Jamaica Observer:-THE Ministry of Health says it is training medical practitioners to be certified prescribers of medical marijuana.
In fact, scores of practitioners have already been trained and the ministry said the next course of training will begin in October.
“To date, 39 physicians, 22 pharmacists, two scientific researchers, and 17 National Council on Drug Abuse (NCDA) staff members have been trained by NeuroPsych Services Ltd,” the ministry said in a release yesterday.
According to the release, the Ministry of Health, through its Medicinal Cannabis Unit (MCU), is responsible for the registration and regulation of all cannabis and cannabis-related products, including hemp as well as all precursor products that are manufactured for medicinal cannabis use, produced both locally and imported for use in Jamaica.
The ministry said the MCU is responsible for issuing and regulating all licenses or permits for medicinal cannabis and medicinal cannabis products locally.
The release said that part of the ministry’s role is to regulate the medical marijuana industry, which involves training.
“To be able to recommend or prescribe medicinal cannabis in Jamaica, registered physicians must first be certified in the use of medicinal cannabis,” the ministry said, adding that after completing the accredited course they receive a certificate of registration to recommend medicinal cannabis in Jamaica, appearing on the ministry’s register which will be shared with the pharmacy council and pharmacies in Jamaica.
This certification is renewable every two years,” the release continued. “Pharmacists completing the course receive a certificate of completion.
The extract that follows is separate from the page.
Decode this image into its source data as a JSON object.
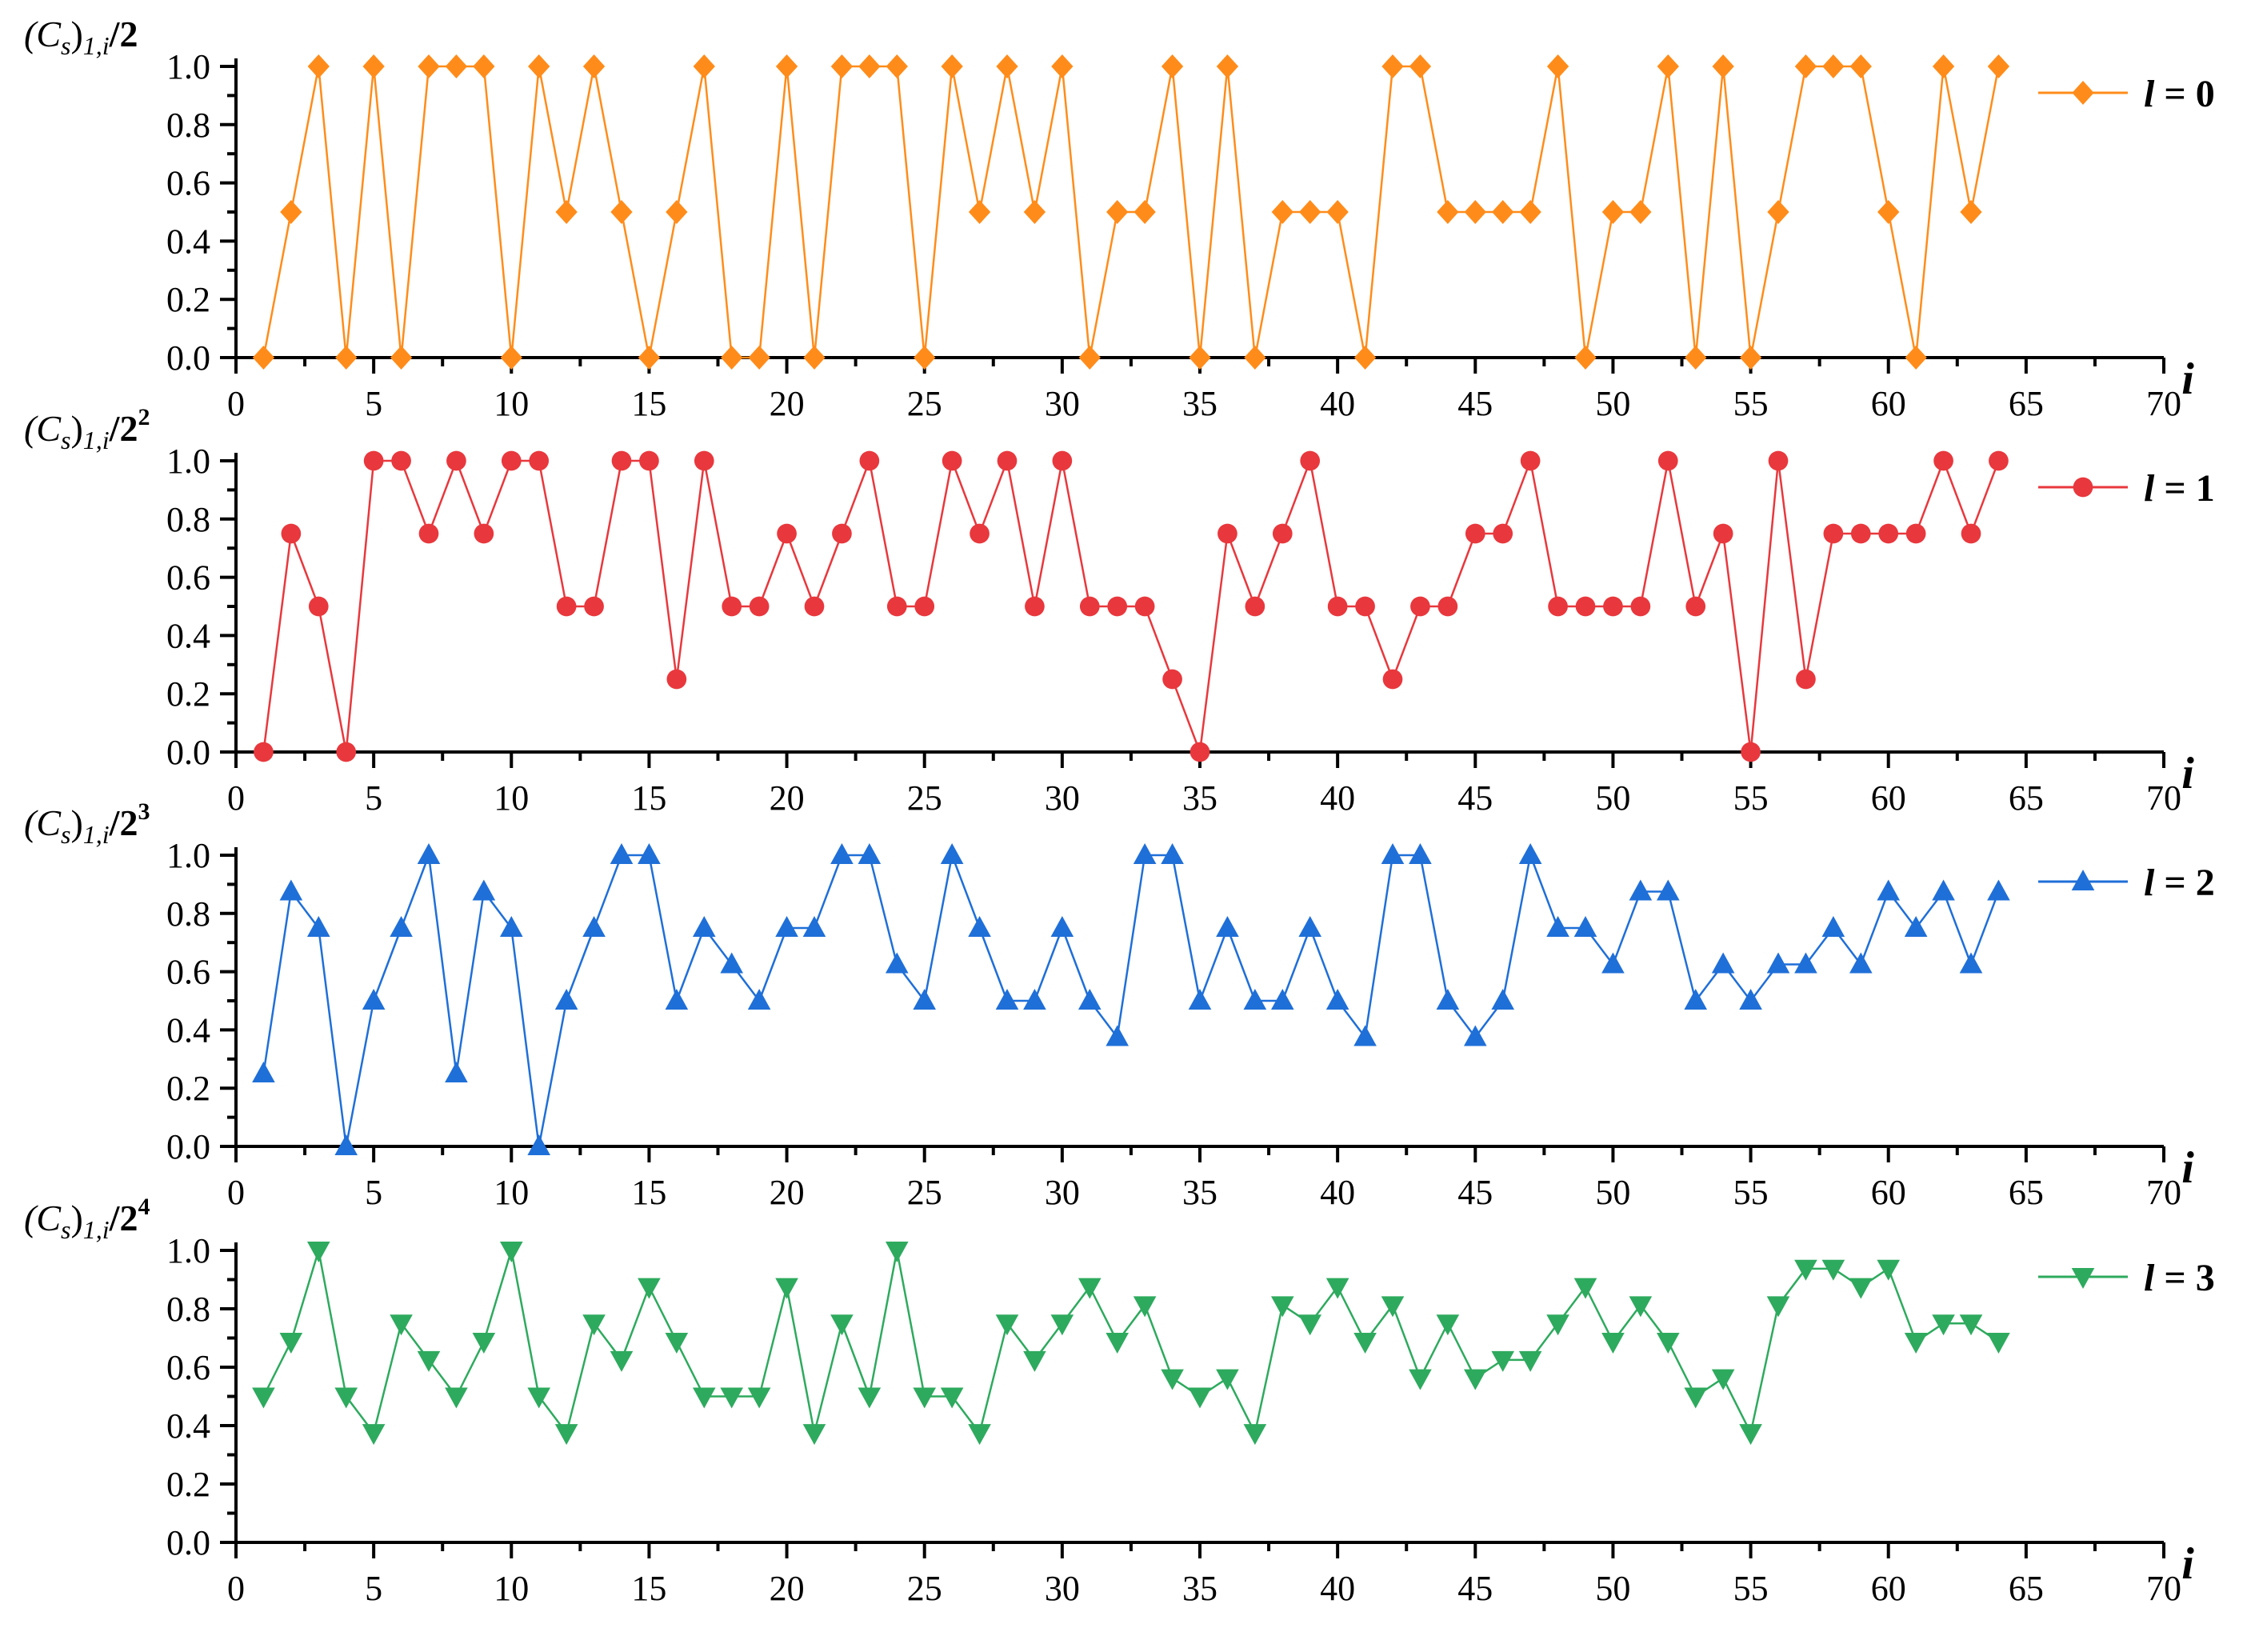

Physicians with similar and verifiable training elsewhere can also become registered by the Ministry of Health to prescribe or recommend medicinal cannabis in Jamaica. The certification is supported by the Medical Association of Jamaica and the NCDA.”
Meanwhile, the ministry said the proposed regulations are being finalised and will be submitted to Cabinet soon.
“The proposed regulations will outline guidelines on the extraction of specific cannabis products for research and medicinal purposes — where there is scientific evidence for the use of these substances for specific conditions — and will, among other things, stipulate who may recommend/prescribe medicinal cannabis,” the ministry said.
So far, nine medicinal cannabis products have been registered with the Ministry of Health, three of which have been approved since June 2017, the release said.
The ministry is also insisting that guidelines have been implemented to allow for a smooth registration process for products manufactured, both locally and overseas, and applications are currently being accepted by the Medicinal Cannabis Unit for medicinal cannabis.